O G1 recapitula que Luís Eduardo Magalhães era filho de ACM, o “rei da Bahia”. Já o corregedor Severino Cavalcanti mais tarde se tornou presidente da Câmara Federal, derrotando cabeças coroadas do Partido dos Trabalhadores que mantiveram postulações em clima de intransigência e radicalização, levando à divisão que favoreceu o parlamentar pernambucano. Severino Cavalcanti não completou o mandato porque descobriu-se que ele cobrava propina, uma espécie de mensalinho de um restaurante que funcionava dentro da Câmara dos Deputados. O então deputado Fernando Gabeira, que foi uma das vozes mais ativas na mobilização pela derrubada de Severino Cavalcanti, não lembra do valentão Bolsonaro na luta. “Dizem que a história se repete como farsa, mas, no caso de Bolsonaro, se repete como covardia mesmo”, alude Octavio Guedes em seu blog, fazendo analogia com os acontecimentos das últimas horas, em que Bolsonaro bateu “pino” depois de ter comandado manifestações em Brasília e São Paulo e ter ameaçado incendiar o País, o que felizmente não ocorreu, apesar dos incidentes pontuais protagonizados por apoiadores fanáticos.

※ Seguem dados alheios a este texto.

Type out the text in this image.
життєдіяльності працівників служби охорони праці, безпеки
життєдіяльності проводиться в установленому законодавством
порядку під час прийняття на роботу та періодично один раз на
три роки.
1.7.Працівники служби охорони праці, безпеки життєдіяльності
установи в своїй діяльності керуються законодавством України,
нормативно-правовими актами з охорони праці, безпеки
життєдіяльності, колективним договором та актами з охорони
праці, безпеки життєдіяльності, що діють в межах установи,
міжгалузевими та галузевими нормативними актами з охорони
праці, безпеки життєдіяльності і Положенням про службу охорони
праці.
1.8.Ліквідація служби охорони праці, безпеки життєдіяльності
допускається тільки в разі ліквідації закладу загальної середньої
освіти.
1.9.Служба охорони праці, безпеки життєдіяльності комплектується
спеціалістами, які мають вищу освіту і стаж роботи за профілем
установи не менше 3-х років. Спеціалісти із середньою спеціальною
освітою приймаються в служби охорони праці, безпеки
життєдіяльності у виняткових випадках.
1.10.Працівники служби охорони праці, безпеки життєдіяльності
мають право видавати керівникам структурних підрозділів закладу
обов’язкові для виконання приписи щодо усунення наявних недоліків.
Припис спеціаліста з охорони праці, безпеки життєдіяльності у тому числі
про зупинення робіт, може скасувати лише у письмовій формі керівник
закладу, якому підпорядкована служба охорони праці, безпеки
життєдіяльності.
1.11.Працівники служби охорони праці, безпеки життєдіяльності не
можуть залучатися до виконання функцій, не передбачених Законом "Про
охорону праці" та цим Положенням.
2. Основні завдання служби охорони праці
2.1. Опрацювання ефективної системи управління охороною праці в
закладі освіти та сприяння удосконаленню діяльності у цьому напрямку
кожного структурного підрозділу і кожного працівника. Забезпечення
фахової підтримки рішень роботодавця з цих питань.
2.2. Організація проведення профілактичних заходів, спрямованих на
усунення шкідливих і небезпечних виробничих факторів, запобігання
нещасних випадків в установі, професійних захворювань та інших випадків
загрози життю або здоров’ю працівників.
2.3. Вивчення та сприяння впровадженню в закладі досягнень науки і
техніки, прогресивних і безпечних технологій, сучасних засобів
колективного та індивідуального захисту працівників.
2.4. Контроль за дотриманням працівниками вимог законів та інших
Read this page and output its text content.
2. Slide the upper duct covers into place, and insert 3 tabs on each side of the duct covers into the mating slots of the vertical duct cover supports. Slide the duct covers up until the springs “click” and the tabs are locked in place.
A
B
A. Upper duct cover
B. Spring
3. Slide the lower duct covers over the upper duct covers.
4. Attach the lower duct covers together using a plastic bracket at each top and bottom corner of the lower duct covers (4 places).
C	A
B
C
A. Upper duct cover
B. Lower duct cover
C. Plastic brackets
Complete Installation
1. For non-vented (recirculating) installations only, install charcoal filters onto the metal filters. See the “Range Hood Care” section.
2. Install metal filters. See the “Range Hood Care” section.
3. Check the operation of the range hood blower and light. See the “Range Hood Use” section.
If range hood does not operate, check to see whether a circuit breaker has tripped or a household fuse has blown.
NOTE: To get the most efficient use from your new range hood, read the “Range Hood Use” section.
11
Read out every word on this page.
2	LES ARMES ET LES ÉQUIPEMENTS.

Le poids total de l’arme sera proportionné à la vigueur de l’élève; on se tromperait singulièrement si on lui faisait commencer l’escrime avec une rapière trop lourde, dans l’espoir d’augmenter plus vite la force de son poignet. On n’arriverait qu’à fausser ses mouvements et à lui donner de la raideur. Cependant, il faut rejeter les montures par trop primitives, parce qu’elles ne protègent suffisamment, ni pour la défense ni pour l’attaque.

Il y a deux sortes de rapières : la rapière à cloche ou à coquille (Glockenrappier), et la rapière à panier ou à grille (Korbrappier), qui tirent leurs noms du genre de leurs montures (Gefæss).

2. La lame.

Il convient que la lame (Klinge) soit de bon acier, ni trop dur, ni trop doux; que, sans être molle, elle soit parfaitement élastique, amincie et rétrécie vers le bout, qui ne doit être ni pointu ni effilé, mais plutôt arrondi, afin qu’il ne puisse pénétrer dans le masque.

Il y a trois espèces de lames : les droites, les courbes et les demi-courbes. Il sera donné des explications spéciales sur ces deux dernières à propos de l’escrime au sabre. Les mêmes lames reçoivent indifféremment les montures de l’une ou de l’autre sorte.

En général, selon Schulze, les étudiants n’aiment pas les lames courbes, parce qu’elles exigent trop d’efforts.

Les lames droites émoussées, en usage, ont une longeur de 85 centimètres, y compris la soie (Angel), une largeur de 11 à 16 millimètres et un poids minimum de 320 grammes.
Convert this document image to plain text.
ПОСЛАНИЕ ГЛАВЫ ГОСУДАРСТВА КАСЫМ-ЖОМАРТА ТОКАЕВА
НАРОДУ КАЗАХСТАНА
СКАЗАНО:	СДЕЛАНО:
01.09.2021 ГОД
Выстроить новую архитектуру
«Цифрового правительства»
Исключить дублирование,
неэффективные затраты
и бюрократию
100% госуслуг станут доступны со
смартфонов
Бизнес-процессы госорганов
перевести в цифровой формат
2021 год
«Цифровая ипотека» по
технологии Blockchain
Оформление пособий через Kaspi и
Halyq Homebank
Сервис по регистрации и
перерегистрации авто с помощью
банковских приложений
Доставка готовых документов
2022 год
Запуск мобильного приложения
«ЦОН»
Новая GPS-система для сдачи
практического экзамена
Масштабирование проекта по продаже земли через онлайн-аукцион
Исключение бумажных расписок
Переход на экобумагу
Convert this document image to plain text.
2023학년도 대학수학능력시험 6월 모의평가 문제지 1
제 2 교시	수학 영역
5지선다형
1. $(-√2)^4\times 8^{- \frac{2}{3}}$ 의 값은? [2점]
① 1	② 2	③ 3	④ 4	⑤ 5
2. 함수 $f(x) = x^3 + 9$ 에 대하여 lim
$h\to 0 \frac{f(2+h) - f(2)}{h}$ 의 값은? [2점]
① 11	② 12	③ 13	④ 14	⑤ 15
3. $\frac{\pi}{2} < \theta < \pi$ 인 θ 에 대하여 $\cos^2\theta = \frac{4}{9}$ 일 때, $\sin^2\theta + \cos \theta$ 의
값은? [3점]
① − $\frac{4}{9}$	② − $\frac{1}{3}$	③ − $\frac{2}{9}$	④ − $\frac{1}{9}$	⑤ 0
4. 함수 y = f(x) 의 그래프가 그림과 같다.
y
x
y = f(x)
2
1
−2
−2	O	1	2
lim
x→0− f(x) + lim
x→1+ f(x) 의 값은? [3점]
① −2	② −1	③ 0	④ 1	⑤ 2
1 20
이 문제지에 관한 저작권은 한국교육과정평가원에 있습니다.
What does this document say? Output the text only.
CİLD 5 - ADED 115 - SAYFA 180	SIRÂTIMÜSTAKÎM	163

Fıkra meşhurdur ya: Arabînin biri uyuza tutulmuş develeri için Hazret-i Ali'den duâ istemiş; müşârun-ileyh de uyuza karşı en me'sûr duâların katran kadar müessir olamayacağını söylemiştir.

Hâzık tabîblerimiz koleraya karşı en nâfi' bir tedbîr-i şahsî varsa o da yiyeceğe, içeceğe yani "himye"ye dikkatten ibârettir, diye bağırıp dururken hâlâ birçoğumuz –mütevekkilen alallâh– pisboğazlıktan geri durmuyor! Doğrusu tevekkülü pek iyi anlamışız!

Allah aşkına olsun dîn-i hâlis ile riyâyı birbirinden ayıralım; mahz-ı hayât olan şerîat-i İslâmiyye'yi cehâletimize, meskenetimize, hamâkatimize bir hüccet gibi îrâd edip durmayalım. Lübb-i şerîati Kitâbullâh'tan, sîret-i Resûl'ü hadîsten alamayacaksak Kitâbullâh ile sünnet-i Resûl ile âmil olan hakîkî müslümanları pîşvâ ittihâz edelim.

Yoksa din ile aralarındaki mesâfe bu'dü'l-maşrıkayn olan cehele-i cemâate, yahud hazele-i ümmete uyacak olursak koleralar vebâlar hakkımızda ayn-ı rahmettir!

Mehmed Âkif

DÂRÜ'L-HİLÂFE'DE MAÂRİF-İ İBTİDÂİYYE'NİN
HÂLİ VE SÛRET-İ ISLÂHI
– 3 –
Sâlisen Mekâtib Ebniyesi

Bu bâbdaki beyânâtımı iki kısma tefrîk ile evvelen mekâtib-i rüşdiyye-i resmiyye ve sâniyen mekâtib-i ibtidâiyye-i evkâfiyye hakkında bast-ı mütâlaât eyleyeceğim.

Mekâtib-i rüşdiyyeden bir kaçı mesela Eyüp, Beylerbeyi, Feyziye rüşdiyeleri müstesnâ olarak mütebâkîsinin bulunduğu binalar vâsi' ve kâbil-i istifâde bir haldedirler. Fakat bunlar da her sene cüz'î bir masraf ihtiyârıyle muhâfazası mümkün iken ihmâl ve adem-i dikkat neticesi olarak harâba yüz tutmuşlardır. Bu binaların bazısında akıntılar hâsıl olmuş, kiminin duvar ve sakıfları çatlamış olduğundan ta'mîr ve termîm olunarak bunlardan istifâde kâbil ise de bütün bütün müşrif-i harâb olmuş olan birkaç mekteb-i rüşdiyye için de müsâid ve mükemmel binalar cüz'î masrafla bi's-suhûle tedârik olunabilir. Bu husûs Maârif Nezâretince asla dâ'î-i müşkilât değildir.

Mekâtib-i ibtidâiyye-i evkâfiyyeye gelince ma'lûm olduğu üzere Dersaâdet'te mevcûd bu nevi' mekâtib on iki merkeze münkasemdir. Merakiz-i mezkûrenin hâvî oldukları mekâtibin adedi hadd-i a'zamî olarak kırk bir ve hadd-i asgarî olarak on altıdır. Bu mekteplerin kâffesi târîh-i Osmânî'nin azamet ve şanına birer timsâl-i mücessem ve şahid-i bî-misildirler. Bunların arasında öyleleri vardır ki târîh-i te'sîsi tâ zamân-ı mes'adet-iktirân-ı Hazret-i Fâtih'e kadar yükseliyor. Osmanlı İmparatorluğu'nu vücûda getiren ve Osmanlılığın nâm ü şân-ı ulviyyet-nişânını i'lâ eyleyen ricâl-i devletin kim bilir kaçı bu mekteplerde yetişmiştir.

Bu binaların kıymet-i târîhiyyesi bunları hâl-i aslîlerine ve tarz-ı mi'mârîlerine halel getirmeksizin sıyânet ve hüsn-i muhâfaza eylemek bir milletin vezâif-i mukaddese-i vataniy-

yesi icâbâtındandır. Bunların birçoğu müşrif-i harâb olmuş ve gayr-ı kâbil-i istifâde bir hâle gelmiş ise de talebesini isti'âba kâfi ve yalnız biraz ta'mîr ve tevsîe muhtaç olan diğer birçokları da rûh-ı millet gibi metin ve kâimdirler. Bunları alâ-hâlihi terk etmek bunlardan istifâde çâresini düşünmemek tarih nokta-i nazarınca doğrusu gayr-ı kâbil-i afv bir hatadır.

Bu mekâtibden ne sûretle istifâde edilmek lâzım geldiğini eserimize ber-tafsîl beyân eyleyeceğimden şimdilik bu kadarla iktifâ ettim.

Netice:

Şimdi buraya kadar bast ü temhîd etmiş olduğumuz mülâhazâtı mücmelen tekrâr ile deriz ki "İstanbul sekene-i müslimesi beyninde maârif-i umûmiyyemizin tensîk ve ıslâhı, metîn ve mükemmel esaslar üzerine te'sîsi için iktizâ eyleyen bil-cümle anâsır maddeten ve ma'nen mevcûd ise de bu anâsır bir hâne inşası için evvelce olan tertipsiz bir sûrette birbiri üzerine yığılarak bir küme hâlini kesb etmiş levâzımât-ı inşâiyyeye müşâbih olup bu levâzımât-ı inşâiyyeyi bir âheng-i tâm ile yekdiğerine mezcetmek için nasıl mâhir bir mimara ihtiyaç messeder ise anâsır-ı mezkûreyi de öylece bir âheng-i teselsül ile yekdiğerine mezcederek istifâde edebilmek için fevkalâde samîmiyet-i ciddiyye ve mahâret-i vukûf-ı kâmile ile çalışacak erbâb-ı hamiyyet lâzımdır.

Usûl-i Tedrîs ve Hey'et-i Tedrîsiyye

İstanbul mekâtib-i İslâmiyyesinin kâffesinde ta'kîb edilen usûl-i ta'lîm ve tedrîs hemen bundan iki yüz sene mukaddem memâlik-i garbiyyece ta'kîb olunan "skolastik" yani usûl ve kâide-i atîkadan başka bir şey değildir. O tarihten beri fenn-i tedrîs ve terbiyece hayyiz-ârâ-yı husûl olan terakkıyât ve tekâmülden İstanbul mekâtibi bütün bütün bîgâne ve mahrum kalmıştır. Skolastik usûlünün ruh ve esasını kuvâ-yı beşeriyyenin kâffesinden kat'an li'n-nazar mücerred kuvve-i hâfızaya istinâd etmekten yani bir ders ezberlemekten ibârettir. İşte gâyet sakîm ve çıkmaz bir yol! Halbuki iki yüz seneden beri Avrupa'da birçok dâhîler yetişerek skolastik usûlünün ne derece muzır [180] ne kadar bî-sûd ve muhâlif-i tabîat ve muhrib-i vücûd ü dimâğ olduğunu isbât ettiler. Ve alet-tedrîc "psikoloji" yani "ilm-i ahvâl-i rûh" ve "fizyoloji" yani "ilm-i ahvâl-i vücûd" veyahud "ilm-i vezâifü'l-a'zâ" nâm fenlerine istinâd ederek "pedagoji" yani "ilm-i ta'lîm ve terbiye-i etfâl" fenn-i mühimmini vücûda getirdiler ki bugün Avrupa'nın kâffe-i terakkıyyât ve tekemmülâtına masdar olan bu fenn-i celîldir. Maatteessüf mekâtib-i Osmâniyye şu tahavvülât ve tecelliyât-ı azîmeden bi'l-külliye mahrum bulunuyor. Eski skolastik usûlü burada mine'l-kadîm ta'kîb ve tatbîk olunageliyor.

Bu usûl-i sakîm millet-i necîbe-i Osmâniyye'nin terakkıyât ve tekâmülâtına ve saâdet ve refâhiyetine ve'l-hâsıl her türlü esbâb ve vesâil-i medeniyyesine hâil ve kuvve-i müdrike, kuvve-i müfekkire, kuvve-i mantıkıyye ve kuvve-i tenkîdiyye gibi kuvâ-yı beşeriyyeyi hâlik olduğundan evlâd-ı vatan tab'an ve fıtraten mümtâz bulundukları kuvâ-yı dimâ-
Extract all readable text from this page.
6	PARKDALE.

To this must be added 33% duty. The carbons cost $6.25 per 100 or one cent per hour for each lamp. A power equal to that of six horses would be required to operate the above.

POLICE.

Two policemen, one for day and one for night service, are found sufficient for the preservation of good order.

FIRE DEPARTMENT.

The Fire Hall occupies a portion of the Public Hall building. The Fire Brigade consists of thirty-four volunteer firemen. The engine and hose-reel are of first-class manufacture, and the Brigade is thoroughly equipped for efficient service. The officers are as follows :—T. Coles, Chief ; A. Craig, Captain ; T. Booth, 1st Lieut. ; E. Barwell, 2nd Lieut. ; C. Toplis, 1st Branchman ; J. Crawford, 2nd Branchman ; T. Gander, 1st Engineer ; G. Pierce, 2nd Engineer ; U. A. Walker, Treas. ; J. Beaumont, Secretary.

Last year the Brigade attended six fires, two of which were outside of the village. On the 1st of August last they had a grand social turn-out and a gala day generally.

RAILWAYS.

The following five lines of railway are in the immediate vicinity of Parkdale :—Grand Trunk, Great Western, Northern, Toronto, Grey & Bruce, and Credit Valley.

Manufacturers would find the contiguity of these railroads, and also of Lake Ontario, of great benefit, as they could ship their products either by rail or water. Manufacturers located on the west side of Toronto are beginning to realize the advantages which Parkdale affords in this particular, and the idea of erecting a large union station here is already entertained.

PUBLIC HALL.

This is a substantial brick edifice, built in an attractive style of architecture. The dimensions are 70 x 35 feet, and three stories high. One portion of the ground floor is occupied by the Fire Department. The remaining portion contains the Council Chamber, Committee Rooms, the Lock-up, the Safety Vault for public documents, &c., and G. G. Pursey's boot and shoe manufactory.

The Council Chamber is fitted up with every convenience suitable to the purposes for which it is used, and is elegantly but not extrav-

Ontem, o presidente Bolsonaro fez uma declaração à Nação em texto que foi divulgado amplamente e no qual garante que nunca teve a intenção de agredir qualquer dos Poderes. “A harmonia entre eles não é vontade minha, mas determinação constitucional que todos, sem exceção, devem respeitar (…) Mas na vida pública as pessoas que exercem o poder não têm o direito de “esticar a corda” a ponto de prejudicar a vida dos brasileiros e sua economia. Por isso, quero declarar que minhas palavras, por vezes contundentes, decorreram do calor do momento e dos embates que sempre visaram o bem comum (…) Essas questões devem ser resolvidas por medidas judiciais que serão tomadas de forma a assegurar a observância dos direitos e garantias fundamentais previsto no Artigo 5 da Constituição Federal. Reitero meu respeito pelas instituições da República, forças motoras que ajudam a governar o país”.
Resumo da ópera: não dá para levar Bolsonaro a sério!